Country Risk Analysis
Country risk relates to the likelihood that changes in the business environment will occur that reduce the
profitability of doing business in a country. These changes can adversely affect operating profits as well
as the value of assets. The risk is mainly derived from the political changes in the country.
Political risk involves currency or trade control, change in tax or labor laws, regulatory restrictions, and
requirements for additional local production. The inability of a current government to honor the
agreements and the deals that had been made by a prior government can lead to devastating
consequences such as: a great decline in foreign investments…
Furthermore, foreign investors take very well in consideration the financial analyses of a country before
launching any business. Financial risk analyses focus in the country’s ability to finance its debt obligations
and include factors such as foreign debt as a percentage of GDP, loan default, and exchange rate
stability.
In addition to the Political analyses and the financial analyses, a third analysis plays a big role in
identifying whether a country is a fertile land for business. It is the economic risk analyses that
determines a country’s economic strengths and weaknesses by looking at its rate of growth in GDP, per
capita GDP, inflation rate, factors in that nature.

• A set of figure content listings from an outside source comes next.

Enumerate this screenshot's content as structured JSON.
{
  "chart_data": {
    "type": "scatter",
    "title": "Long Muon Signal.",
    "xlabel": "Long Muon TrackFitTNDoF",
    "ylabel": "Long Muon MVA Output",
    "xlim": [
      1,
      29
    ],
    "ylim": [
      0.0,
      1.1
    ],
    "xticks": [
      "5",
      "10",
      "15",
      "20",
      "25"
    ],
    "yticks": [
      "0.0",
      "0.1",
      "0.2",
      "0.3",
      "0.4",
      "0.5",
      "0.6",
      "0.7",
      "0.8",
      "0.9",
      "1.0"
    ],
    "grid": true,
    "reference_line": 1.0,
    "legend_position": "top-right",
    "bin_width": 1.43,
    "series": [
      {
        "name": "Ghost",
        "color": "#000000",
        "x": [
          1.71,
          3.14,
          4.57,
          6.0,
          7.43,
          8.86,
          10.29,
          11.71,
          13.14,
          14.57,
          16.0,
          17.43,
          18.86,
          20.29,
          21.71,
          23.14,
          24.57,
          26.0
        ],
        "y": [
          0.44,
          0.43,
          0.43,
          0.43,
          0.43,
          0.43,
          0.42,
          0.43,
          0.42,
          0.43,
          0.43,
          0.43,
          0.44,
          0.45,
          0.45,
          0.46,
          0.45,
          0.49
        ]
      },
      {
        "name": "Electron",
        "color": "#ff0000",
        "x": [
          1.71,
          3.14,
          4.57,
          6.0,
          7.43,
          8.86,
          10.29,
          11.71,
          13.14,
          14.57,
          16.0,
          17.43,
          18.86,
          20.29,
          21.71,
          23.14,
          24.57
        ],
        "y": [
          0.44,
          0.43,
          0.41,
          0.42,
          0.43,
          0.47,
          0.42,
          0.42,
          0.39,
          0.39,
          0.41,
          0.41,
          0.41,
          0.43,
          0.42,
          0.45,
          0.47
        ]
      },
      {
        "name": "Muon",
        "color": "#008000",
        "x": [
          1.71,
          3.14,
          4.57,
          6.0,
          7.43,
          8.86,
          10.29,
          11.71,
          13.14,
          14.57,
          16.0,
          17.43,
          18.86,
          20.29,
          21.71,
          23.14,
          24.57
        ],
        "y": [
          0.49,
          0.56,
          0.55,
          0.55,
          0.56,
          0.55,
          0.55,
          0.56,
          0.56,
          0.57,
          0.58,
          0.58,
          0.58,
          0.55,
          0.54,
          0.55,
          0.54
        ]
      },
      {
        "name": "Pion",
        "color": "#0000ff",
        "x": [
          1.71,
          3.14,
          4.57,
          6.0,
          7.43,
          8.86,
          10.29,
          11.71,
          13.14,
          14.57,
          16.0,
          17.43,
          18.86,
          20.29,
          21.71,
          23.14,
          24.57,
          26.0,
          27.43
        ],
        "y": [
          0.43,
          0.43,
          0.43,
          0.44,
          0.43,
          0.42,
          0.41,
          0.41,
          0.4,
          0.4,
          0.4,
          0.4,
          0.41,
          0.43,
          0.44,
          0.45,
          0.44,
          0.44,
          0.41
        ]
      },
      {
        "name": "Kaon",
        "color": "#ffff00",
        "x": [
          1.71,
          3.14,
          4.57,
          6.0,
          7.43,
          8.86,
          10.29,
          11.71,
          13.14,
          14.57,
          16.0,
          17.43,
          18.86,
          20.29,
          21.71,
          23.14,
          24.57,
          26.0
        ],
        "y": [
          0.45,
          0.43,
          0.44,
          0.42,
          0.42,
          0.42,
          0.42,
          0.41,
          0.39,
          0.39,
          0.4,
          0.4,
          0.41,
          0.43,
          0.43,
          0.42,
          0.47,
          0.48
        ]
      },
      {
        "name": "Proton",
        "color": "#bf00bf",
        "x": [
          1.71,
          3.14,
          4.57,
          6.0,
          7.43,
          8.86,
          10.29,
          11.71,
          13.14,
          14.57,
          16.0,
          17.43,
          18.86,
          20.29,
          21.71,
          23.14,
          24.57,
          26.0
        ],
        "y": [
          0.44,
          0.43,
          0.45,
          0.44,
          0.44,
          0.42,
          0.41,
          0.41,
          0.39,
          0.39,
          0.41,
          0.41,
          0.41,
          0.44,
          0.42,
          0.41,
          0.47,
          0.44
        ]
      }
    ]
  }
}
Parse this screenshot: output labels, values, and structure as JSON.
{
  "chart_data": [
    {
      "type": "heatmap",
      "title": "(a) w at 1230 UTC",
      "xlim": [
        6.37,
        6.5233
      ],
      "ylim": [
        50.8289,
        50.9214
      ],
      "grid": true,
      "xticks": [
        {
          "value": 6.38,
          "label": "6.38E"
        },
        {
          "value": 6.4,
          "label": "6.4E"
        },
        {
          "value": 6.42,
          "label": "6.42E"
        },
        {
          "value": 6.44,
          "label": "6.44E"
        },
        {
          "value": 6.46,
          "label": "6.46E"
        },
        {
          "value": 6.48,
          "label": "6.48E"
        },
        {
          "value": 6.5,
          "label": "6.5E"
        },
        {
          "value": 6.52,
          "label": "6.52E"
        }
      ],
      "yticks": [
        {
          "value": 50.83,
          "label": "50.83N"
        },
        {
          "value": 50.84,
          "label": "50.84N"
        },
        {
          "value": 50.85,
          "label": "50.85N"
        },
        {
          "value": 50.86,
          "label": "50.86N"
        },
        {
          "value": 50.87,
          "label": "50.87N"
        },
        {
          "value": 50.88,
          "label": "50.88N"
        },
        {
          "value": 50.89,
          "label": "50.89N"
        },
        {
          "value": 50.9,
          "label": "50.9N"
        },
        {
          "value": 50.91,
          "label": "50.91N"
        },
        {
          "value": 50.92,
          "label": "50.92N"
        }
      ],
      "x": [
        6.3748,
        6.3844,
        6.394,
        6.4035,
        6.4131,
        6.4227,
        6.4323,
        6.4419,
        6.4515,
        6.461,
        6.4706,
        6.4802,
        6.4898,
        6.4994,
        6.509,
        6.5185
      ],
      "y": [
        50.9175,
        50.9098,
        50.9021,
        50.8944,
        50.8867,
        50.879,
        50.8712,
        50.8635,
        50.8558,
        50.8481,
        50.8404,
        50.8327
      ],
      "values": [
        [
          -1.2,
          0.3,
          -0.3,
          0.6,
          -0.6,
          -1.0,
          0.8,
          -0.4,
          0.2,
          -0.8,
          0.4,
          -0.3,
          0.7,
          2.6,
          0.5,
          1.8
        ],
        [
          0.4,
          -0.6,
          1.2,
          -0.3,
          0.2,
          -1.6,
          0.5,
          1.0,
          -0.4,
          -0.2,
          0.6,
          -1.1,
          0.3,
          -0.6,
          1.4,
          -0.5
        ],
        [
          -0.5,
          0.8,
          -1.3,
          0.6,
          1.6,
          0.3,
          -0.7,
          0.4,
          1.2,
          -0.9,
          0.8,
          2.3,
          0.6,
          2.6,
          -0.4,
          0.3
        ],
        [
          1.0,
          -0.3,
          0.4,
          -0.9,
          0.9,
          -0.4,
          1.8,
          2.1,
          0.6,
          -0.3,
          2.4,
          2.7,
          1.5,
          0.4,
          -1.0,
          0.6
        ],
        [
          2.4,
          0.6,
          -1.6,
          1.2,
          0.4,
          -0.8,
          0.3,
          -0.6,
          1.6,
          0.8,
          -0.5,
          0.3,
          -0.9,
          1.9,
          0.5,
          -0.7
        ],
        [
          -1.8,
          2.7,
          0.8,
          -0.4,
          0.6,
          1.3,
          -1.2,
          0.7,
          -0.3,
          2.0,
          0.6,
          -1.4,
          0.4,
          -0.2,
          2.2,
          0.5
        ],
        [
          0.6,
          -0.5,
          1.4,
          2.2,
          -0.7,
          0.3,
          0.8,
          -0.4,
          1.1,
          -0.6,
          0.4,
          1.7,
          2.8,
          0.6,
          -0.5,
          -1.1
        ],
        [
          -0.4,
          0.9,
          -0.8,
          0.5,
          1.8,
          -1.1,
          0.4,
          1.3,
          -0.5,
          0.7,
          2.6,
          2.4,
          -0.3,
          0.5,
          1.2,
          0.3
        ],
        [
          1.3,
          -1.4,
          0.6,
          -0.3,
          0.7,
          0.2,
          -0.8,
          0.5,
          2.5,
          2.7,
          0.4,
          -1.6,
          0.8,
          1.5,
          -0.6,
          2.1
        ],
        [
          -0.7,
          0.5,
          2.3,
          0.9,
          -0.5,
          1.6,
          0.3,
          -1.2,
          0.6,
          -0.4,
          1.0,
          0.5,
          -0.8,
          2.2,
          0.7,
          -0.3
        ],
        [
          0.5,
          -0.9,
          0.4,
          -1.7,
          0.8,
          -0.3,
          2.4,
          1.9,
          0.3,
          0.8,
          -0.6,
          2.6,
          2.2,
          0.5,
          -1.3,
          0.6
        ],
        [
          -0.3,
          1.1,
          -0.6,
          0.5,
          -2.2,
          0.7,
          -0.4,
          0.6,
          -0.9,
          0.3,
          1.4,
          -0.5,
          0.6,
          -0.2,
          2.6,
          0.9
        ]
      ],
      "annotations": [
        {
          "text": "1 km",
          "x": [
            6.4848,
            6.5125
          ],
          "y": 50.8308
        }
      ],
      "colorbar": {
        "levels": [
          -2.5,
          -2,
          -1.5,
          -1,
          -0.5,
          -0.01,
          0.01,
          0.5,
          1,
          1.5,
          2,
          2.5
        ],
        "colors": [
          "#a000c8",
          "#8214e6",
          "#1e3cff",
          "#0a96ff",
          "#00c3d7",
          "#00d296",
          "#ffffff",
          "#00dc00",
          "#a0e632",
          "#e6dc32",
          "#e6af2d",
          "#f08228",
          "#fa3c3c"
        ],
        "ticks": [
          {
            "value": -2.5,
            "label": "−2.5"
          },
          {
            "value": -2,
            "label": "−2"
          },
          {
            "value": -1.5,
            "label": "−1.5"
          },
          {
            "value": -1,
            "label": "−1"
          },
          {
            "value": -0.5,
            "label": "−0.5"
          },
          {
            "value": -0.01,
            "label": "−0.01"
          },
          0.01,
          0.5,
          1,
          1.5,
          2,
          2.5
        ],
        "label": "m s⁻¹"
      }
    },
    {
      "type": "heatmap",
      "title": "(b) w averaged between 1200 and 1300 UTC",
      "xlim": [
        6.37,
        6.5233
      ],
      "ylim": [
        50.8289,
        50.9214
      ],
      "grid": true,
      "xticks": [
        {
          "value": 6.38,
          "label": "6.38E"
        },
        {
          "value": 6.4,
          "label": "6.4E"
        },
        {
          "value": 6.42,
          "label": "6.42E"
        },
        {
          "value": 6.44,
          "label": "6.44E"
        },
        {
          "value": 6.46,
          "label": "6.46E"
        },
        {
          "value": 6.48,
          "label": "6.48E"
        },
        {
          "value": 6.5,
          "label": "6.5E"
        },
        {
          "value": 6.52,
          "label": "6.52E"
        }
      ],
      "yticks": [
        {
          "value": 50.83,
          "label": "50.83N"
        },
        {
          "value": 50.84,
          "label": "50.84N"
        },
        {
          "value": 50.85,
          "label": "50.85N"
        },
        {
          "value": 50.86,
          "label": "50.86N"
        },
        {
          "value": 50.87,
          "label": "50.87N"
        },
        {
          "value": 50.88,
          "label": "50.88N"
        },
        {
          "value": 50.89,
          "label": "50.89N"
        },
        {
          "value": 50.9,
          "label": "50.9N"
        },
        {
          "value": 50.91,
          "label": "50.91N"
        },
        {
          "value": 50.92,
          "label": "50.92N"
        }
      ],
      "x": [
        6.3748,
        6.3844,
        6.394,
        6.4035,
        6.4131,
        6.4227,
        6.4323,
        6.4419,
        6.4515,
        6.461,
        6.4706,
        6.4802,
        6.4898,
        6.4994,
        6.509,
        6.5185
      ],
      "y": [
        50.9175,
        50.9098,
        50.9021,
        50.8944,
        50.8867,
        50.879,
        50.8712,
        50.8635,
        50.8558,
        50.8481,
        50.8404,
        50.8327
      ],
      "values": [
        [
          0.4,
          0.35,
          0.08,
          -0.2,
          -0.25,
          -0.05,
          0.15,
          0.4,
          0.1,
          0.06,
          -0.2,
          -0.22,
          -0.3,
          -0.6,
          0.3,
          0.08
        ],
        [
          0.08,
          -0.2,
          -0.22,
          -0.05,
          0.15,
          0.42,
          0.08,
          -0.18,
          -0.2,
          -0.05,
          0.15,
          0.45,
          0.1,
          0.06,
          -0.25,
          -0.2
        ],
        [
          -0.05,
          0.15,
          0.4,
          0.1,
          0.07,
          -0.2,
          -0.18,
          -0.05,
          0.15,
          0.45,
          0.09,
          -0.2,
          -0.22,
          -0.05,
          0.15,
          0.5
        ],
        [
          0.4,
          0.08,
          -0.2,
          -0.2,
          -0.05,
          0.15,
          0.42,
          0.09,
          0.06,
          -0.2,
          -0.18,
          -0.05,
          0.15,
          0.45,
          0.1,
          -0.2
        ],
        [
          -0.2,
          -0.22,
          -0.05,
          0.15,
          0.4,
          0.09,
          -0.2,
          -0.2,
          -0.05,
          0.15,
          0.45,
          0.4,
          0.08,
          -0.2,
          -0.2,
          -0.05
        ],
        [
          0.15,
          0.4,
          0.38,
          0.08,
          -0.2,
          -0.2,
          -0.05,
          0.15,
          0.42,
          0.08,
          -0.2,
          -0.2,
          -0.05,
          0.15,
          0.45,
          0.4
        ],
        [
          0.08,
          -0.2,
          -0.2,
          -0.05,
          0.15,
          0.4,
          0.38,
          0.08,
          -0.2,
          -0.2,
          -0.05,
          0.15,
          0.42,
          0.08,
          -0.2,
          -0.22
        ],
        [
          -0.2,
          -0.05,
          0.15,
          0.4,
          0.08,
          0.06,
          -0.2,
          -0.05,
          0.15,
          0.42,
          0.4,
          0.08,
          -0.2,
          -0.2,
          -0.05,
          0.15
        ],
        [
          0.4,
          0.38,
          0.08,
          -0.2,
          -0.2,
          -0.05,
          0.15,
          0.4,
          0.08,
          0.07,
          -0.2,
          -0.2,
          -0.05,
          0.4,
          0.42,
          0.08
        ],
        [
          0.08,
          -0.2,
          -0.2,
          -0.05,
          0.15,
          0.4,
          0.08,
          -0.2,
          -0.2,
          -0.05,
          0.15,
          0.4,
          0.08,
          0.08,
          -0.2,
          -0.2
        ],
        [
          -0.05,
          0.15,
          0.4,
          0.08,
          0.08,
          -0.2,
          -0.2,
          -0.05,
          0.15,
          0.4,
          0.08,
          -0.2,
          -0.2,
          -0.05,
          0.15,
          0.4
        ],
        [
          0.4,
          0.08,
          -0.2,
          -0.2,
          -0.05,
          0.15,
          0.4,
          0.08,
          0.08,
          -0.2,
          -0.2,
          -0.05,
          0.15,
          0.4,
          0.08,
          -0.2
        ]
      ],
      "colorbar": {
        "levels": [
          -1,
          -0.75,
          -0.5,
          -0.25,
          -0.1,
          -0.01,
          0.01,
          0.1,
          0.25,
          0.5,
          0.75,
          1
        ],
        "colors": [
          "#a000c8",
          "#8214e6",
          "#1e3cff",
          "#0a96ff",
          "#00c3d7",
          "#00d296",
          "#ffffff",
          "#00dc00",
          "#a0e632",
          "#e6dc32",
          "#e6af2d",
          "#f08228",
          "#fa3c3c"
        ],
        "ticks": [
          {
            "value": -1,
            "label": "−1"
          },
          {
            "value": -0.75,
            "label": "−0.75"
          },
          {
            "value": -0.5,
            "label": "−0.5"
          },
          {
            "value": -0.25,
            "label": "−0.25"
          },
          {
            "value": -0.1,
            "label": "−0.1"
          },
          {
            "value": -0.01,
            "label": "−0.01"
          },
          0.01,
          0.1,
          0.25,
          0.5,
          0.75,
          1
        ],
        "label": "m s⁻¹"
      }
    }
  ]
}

Nationalization is also considered a major risk for foreign companies when entering international markets.
On the other hand, governments tend to compensate nationalized companies. However, the benefits that
are given to the companies when transiting from private to nationalized don’t often seek the investors’
expectations.
To sum it all up, we can say that globalization has opened a huge opportunity for business and people to
engage in business with many countries around the world. The risk under its different shapes (political,
economic, financial) is definitely the main concern of any investor when entering a new market. Plus, a
stable country usually has a high investment rate which leads to a better economy.